One of the most meaningful conversations happening today—both inside Israel and among Jewish people around the world—is the question of Jesus (Yeshua). Was He truly the Messiah promised in the Tanakh? Is belief in Him compatible with Jewish faith and Scripture?
Surprisingly to many, the Hebrew Scriptures themselves point forward to Someone very specific. Not a vague hope. Not just an anointed king. But a Messiah whose identity, birthplace, mission, and divine nature are spelled out long before His arrival.
Below are key passages from the Jewish Scriptures that, when placed together, form a powerful picture of the One Christians call Jesus—and whom many Jewish people today are discovering as their promised Messiah.
1. The Messiah’s Birthplace: Bethlehem
Micah 5:2
“But you, O Bethlehem Ephrathah… from you shall come forth for me one who is to be ruler in Israel, whose coming forth is from of old, from ancient days.”
Micah prophesies not just any king—but a ruler whose origins are “from ancient days.”
This is no ordinary human. This Ruler would be born in a tiny, almost insignificant town: Bethlehem.
Jesus’ birth in Bethlehem matches this prophecy exactly.
2. A Miraculous Birth: A Virgin Gives Birth to Immanuel
Isaiah 7:14
“Therefore the Lord himself will give you a sign. Behold, the virgin shall conceive and bear a son, and shall call his name Immanuel.”
A virgin birth is not a symbolic sign—it is a supernatural one. And the child’s name, Immanuel, means “God with us.”
Matthew’s Gospel sees this fulfilled in Yeshua, but even without the New Testament, the Hebrew Scriptures already anticipate a divinely appointed child who is more than just a man.
3. A Divine, Eternal King from David’s Line
Isaiah 9:6–7
“For to us a child is born… and his name shall be called Wonderful Counselor, Mighty God, Everlasting Father, Prince of Peace.”
This prophecy becomes even more astonishing:
- The child is called Mighty God (El Gibbor).
- His government and peace will never end.
- He will rule forever on David’s throne.
No merely human king can fulfill this. The Messiah must be both Davidic and divine.
Christians believe this is exactly who Jesus is: fully human through David’s lineage, yet fully divine as the Son of God.

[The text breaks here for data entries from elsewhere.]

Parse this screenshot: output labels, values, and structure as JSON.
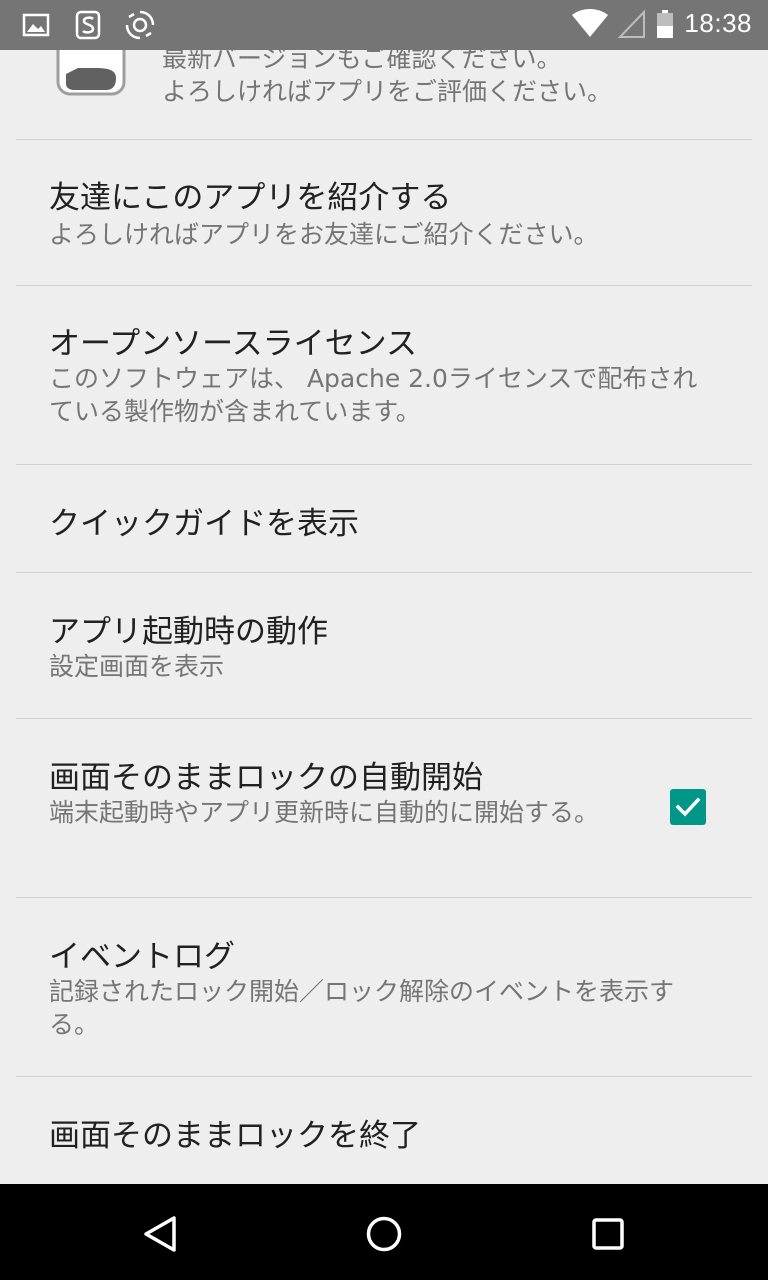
{
  "status_bar": {
    "time": "18:38",
    "left_icons": [
      "gallery-icon",
      "app-s-icon",
      "sync-swirl-icon"
    ],
    "right_icons": [
      "wifi-icon",
      "cell-signal-icon",
      "battery-icon"
    ]
  },
  "settings": {
    "top_item": {
      "summary_line1": "最新バージョンもご確認ください。",
      "summary_line2": "よろしければアプリをご評価ください。"
    },
    "items": [
      {
        "title": "友達にこのアプリを紹介する",
        "summary": "よろしければアプリをお友達にご紹介ください。"
      },
      {
        "title": "オープンソースライセンス",
        "summary": "このソフトウェアは、 Apache 2.0ライセンスで配布されている製作物が含まれています。"
      },
      {
        "title": "クイックガイドを表示",
        "summary": ""
      },
      {
        "title": "アプリ起動時の動作",
        "summary": "設定画面を表示"
      },
      {
        "title": "画面そのままロックの自動開始",
        "summary": "端末起動時やアプリ更新時に自動的に開始する。",
        "checked": true
      },
      {
        "title": "イベントログ",
        "summary": "記録されたロック開始／ロック解除のイベントを表示する。"
      },
      {
        "title": "画面そのままロックを終了",
        "summary": ""
      }
    ]
  },
  "colors": {
    "accent": "#009688",
    "status_bar": "#757575",
    "background": "#eeeeee"
  },
  "nav_bar": {
    "buttons": [
      "back-icon",
      "home-icon",
      "recents-icon"
    ]
  }
}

4. The Holy One Who Will Not See Decay
Psalm 16:10
“For you will not abandon my soul to Sheol, or let your holy one see corruption.”

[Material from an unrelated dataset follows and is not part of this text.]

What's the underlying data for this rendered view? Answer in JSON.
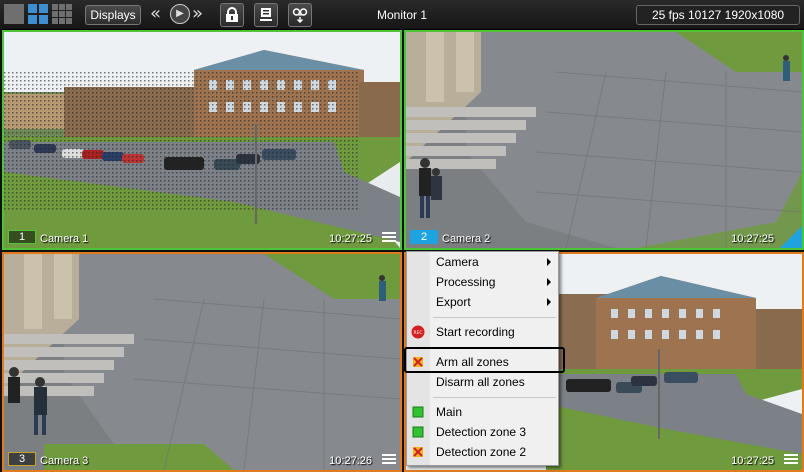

King David writes of a “Holy One” whose body will not decay.
But David did die and did see corruption—so he could not be speaking about himself.
The early Jewish believers saw this as a prophecy of the Messiah’s resurrection, fulfilled when Jesus rose on the third day.
5. The Mysterious Son of God Revealed in the Hebrew Scriptures
Proverbs 30:4
“Who has ascended to heaven and come down? … What is his name, and what is his son’s name? Surely you know!”
Long before Jesus walked the earth, the Scriptures hinted that God has a Son—and that this Son shares in His divine works:
- ascending and descending,
- controlling creation,
- knowing the Father intimately.
This prepares the way for the revelation of Yeshua, the Son sent from the Father.
6. The Suffering Servant Who Bears Our Sin
Isaiah 53:5
“He was pierced for our transgressions; he was crushed for our iniquities… and with his wounds we are healed.”
Isaiah 53 describes a Servant who:
- is rejected by Israel,
- suffers unjustly,
- bears the sins of the people,
- gives His life as an offering,
- yet ultimately is vindicated by God.
The Hebrew prophets describe a Messiah who must first suffer before He enters His glory (cf. Daniel 9:26).
Jesus’ crucifixion, burial, and resurrection align with this prophetic pattern exactly.
Why This Matters for Jewish Readers Today
For many Jewish people who come to believe in Jesus, the discovery is not a betrayal—it’s a return to the heart of their own Scriptures. They aren’t leaving Judaism; they are discovering its fulfillment.
The Messianic expectation in the Tanakh is not vague. It points to:
- a divine King,
- born in Bethlehem,
- born of a virgin,
- from David’s line,
- who suffers for sin,
- rises without seeing corruption,
- and reigns forever.
Jesus uniquely fulfills all these.
A Messiah Worth Considering Anew
Many Jewish people today—from rabbis to scholars to secular Israelis—are re-examining the person of Jesus not through the lens of tradition or culture, but through the Tanakh itself.
The question is not, “How have Christians talked about Jesus?”
The question is, “What do the Hebrew Scriptures say about the Messiah?”
And when we let Scripture speak—Micah, Isaiah, David, Solomon, and the prophets—they draw a picture that points unmistakably toward Yeshua.
Perhaps the most Jewish thing a person can do is to take the Tanakh seriously enough to ask:
What if the Messiah has already come—and His name is Yeshua?